Mon avis: Le cinéaste canadien Adrian Wills est né à Terre-Neuve en 1973, mais a grandi dans une famille d'accueil à Montréal. Il n'a jamais connu sa mère. Il y a quelques années, il entreprend A Quiet Girl (Une fille tranquille) afin de documenter sa quête pour retrouver cette femme dont il ne possède que quelques bribes d'information et à propos de laquelle il découvrira plus tard qu'elle était une " fille tranquille " qui parlait peu et ne faisait pas de vagues.

Après avoir connu le succès grâce à plusieurs documentaires liés au Cirque du soleil, Wills se tourne vers un récit plus intime et plus risqué, tant sur le plan narratif que cinématographique. Pour un cinéaste embarqué dans un projet aussi intime, le défi est de savoir créer une relation forte avec le spectateur en lui fournissant une histoire dans laquelle il puisse s'incarner lui aussi.

Beaucoup s'y sont cassé les dents en restant trop collés à leur sujet, rendu hermétique par leur incapacité à créer des ponts avec ceux et celles qui les regardent. La grande réussite de Wills est justement d'avoir su créer, très tôt dans le film, ce lien de complicité, de confiance avec son auditoire.

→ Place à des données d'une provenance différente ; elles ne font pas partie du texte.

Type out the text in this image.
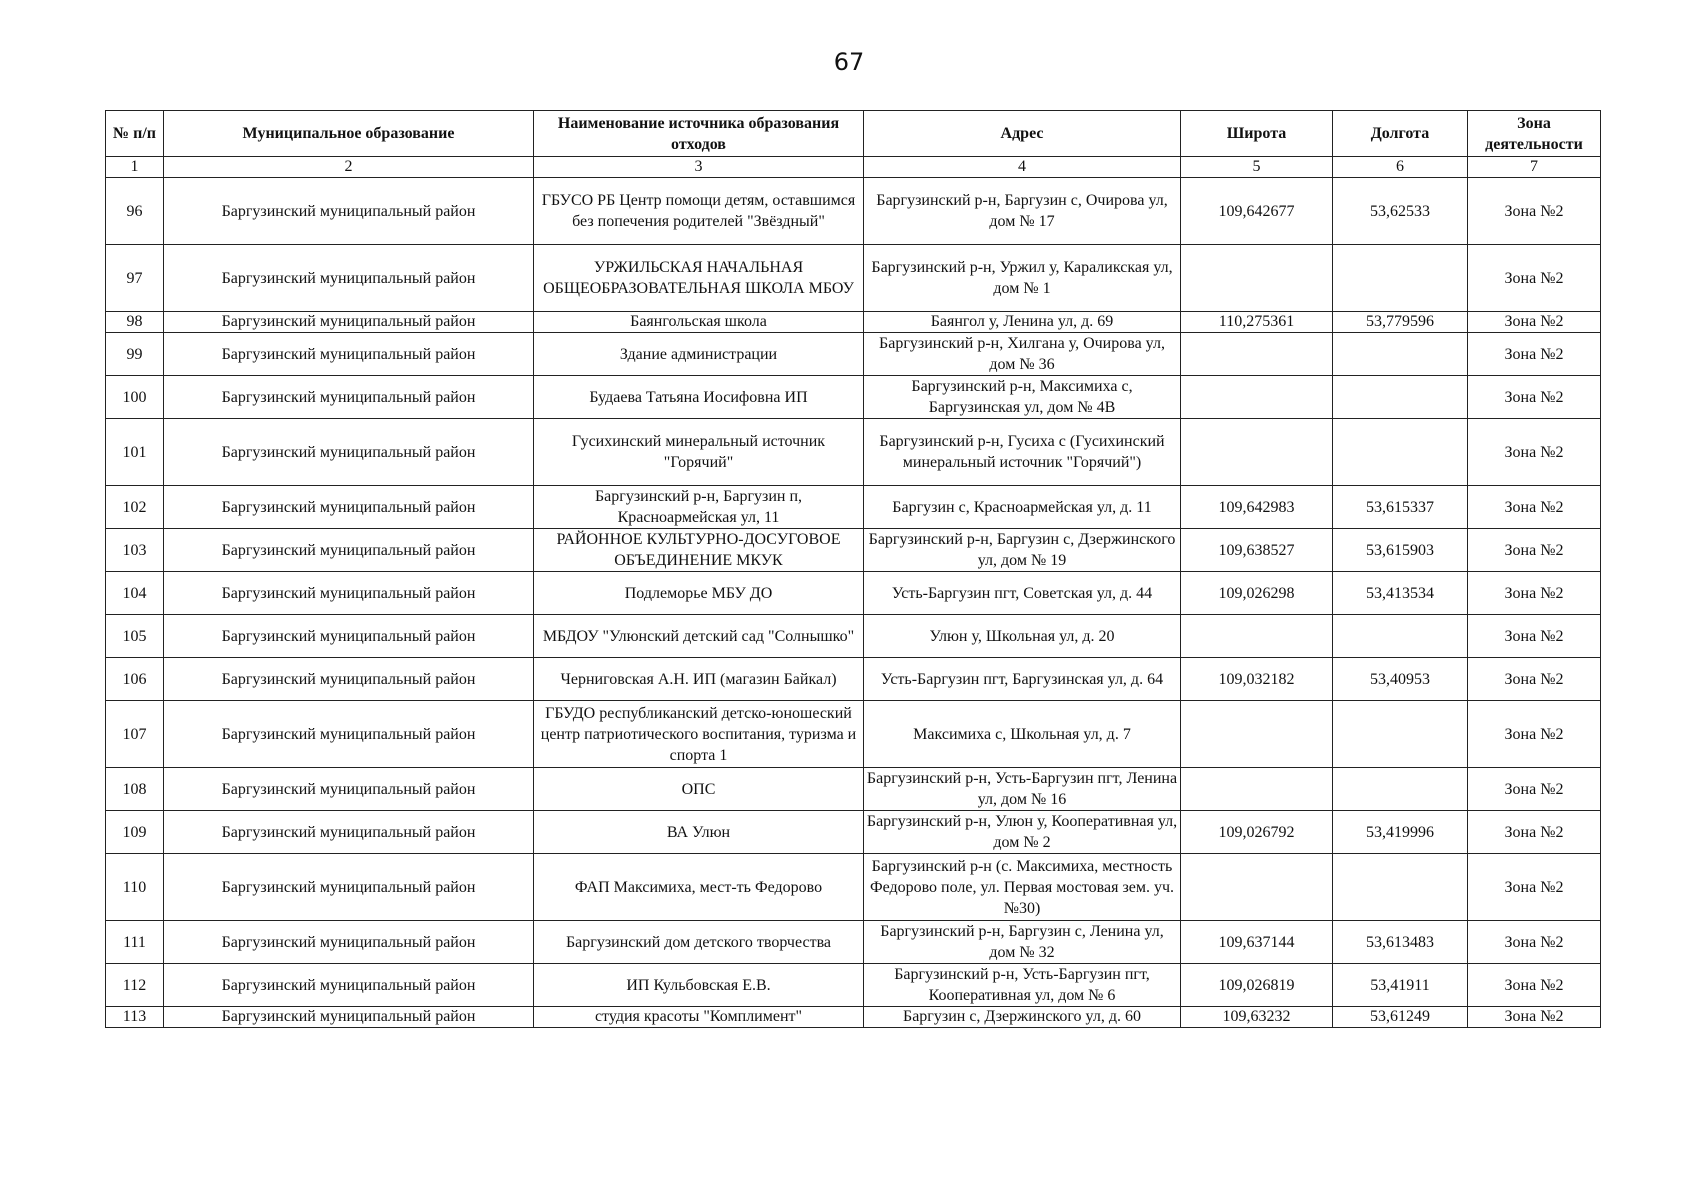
67
№ п/п	Муниципальное образование	Наименование источника образования отходов	Адрес	Широта	Долгота	Зона деятельности
1	2	3	4	5	6	7
96	Баргузинский муниципальный район	ГБУСО РБ Центр помощи детям, оставшимся без попечения родителей "Звёздный"	Баргузинский р-н, Баргузин с, Очирова ул, дом № 17	109,642677	53,62533	Зона №2
97	Баргузинский муниципальный район	УРЖИЛЬСКАЯ НАЧАЛЬНАЯ ОБЩЕОБРАЗОВАТЕЛЬНАЯ ШКОЛА МБОУ	Баргузинский р-н, Уржил у, Караликская ул, дом № 1			Зона №2
98	Баргузинский муниципальный район	Баянгольская школа	Баянгол у, Ленина ул, д. 69	110,275361	53,779596	Зона №2
99	Баргузинский муниципальный район	Здание администрации	Баргузинский р-н, Хилгана у, Очирова ул, дом № 36			Зона №2
100	Баргузинский муниципальный район	Будаева Татьяна Иосифовна ИП	Баргузинский р-н, Максимиха с, Баргузинская ул, дом № 4В			Зона №2
101	Баргузинский муниципальный район	Гусихинский минеральный источник "Горячий"	Баргузинский р-н, Гусиха с (Гусихинский минеральный источник "Горячий")			Зона №2
102	Баргузинский муниципальный район	Баргузинский р-н, Баргузин п, Красноармейская ул, 11	Баргузин с, Красноармейская ул, д. 11	109,642983	53,615337	Зона №2
103	Баргузинский муниципальный район	РАЙОННОЕ КУЛЬТУРНО-ДОСУГОВОЕ ОБЪЕДИНЕНИЕ МКУК	Баргузинский р-н, Баргузин с, Дзержинского ул, дом № 19	109,638527	53,615903	Зона №2
104	Баргузинский муниципальный район	Подлеморье МБУ ДО	Усть-Баргузин пгт, Советская ул, д. 44	109,026298	53,413534	Зона №2
105	Баргузинский муниципальный район	МБДОУ "Улюнский детский сад "Солнышко"	Улюн у, Школьная ул, д. 20			Зона №2
106	Баргузинский муниципальный район	Черниговская А.Н. ИП (магазин Байкал)	Усть-Баргузин пгт, Баргузинская ул, д. 64	109,032182	53,40953	Зона №2
107	Баргузинский муниципальный район	ГБУДО республиканский детско-юношеский центр патриотического воспитания, туризма и спорта 1	Максимиха с, Школьная ул, д. 7			Зона №2
108	Баргузинский муниципальный район	ОПС	Баргузинский р-н, Усть-Баргузин пгт, Ленина ул, дом № 16			Зона №2
109	Баргузинский муниципальный район	ВА Улюн	Баргузинский р-н, Улюн у, Кооперативная ул, дом № 2	109,026792	53,419996	Зона №2
110	Баргузинский муниципальный район	ФАП Максимиха, мест-ть Федорово	Баргузинский р-н (с. Максимиха, местность Федорово поле, ул. Первая мостовая зем. уч. №30)			Зона №2
111	Баргузинский муниципальный район	Баргузинский дом детского творчества	Баргузинский р-н, Баргузин с, Ленина ул, дом № 32	109,637144	53,613483	Зона №2
112	Баргузинский муниципальный район	ИП Кульбовская Е.В.	Баргузинский р-н, Усть-Баргузин пгт, Кооперативная ул, дом № 6	109,026819	53,41911	Зона №2
113	Баргузинский муниципальный район	студия красоты "Комплимент"	Баргузин с, Дзержинского ул, д. 60	109,63232	53,61249	Зона №2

D'abord en déroulant l'écheveau de ses découvertes à la manière d'une enquête policière, avec suspense, surprises et rebondissements à la clé. Et ensuite, en densifiant - sans doute bien malgré lui - l'aura de mystère entourant l'absente protagoniste.

Celle qui se prénommait Mary Margaret et qui vécut une vie semble-t-il assez pénible jusqu'à sa disparition tragique en 1997, se dévoile au fil des maigres indices glanés ça et là, à travers les témoignages d'amis et de proches, et par le biais des documents obtenus, certains largement caviardés. Wills découvre ainsi tout un pan de l'histoire de sa mère, beaucoup plus troublant que ce que laisse prétendre ce statut réducteur de " fille tranquille ". De fait, il en apprend aussi beaucoup sur sa propre personnalité. Établissant des liens entre l'invisible et le visible, le passé et le présent, il s'interroge sur ce qu'il est devenu et sur ce qu'il aurait pu être si la vie avait tourné autrement.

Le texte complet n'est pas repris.